Around the Arab world, Islamist groups are accused of being supported by one of those three powers: Muslim Brotherhood by Qatar, Salafis by Saudi Arabia, and the Shia by Iran. I see these Islamist movements having a short life. They have no flexibility or experience in running a state. They came with the mentality of the opposition that was silenced by dictators, but in few months played all their cards. By speaking of their past struggles, Islamists are no longer able to manipulate the people simply because people are more in need of an immediate change in their life conditions.
Ruling a country like Egypt or Tunisia is not easy and it is surely not easier after the revolutions and the sudden political and economic shifts of the past two years. With Egypt decentralized, Qatar has more space to play, especially alongside Brotherhood regimes. Yet this power can fail too.
Gulf money is attempting to manipulate the region and control the region’s revolutions before they hit home.

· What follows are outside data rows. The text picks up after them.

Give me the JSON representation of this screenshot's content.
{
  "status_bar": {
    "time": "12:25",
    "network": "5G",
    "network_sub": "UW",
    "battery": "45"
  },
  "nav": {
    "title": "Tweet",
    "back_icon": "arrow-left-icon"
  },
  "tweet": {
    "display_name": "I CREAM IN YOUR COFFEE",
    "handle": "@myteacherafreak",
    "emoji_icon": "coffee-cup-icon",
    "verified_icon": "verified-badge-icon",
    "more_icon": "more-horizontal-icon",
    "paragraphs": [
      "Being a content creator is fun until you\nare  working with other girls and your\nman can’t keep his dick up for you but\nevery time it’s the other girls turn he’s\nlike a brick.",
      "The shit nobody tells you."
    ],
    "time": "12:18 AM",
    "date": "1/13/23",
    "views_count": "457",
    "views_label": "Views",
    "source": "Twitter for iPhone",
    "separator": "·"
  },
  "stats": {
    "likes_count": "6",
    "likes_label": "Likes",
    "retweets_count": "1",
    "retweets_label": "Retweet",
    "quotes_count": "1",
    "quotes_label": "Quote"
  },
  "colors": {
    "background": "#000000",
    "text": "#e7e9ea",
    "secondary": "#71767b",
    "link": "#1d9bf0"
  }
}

Gulf money is playing the game of political Islam. Is this the right investment? The ongoing examples tell us it is not. Qatar and Saudi Arabia are in the game of neo-colonialism, but they do not see how quickly the shifts are happening; they do not realize that they are betting on one horse instead of investing in long-term relations with the revolting countries. The Pan-Arabist project was gone soon after European colonialism, and Gulf colonialism will fail soon with those puppet governments climbing to the chairs of power.